Saudi officials say that the kingdom’s Public Investment Fund, which also holds stakes in the ride-sharing company Uber and the Newcastle United Football Club in Britain, operates autonomously, with an elaborate governance structure that includes the investment panel. But Prince Mohammed took control of the fund when he rose to power in 2015 and he is its paramount decision-maker.
Mr. Kushner, whose fund has not publicly disclosed a theme or focus, has little experience or track record in private equity. Before working in the White House, he ran his family’s commercial real estate empire, sometimes with disappointing results. His best-known deal was the $1.8 billion purchase of the office tower at 666 Fifth Avenue in Manhattan, in 2007; the building’s mortgage became a crippling liability when the recession hit the next year.
Diplomats, investors and ethics experts noted during the Trump administration that his anticipated return to the family business injected a potential conflict of interest into Mr. Kushner’s relationship with Prince Mohammed and other oil-wealthy Arab royals. Many are major long-term investors in American real estate, and the Kushner family had courted them before.

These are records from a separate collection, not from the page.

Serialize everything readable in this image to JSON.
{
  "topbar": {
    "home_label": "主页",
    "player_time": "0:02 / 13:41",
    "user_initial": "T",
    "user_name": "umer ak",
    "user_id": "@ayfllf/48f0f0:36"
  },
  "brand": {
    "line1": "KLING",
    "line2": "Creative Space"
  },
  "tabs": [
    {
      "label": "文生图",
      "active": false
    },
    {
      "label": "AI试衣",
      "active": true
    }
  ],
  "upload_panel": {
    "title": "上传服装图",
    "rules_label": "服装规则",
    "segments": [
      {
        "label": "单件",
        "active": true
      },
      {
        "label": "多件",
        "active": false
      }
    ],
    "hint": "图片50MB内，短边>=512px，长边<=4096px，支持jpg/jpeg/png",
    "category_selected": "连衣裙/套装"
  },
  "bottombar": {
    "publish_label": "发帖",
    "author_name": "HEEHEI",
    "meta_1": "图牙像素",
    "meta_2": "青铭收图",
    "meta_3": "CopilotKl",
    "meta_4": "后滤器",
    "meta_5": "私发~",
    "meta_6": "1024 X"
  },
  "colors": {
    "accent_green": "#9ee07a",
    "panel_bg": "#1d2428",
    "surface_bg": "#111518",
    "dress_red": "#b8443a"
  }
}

While advising Mr. Trump, Mr. Kushner developed a friendship and informal alliance with the Saudi crown prince. Prince Mohammed signalled that he favoured closer relations between Israel and the Arab monarchs of the Persian Gulf, which was also one of Mr. Kushner’s priorities while in the Trump administration. He helped negotiate a series of agreements, called the Abraham Accords, opening diplomatic relations between Israel and other Arab monarchies. After leaving the government, he set up a nonprofit to promote economic and other ties between the countries.
In Washington, Mr. Kushner had also helped broker $110 billion in weapons sales to Saudi Arabia over 10 years. He helped protect those and other weapons deals from congressional outrage over the murder of Mr. Khashoggi and the humanitarian catastrophe created by the Saudi-led military intervention in Yemen.
The debate within the Saudi fund over investing with Mr. Kushner was a stark contrast to the easy approval of the proposal by Mr. Mnuchin, a former Goldman Sachs partner who invested in numerous Hollywood films, including “The Lego Movie,” and helped resurrect a failing California bank before entering government.
Mr. Mnuchin’s fund is focused on cybersecurity, financial technology and entertainment — all sectors that fit Saudi priorities, according to an executive summary prepared by the fund’s staff.
The summary noted that Mr. Mnuchin’s work at the Treasury gave him “significant access toward understanding the future of the U.S. financial system,” and the firm’s founders had “deep experience at some of the highest levels of the U.S. regulatory system” overseeing and monitoring its industries.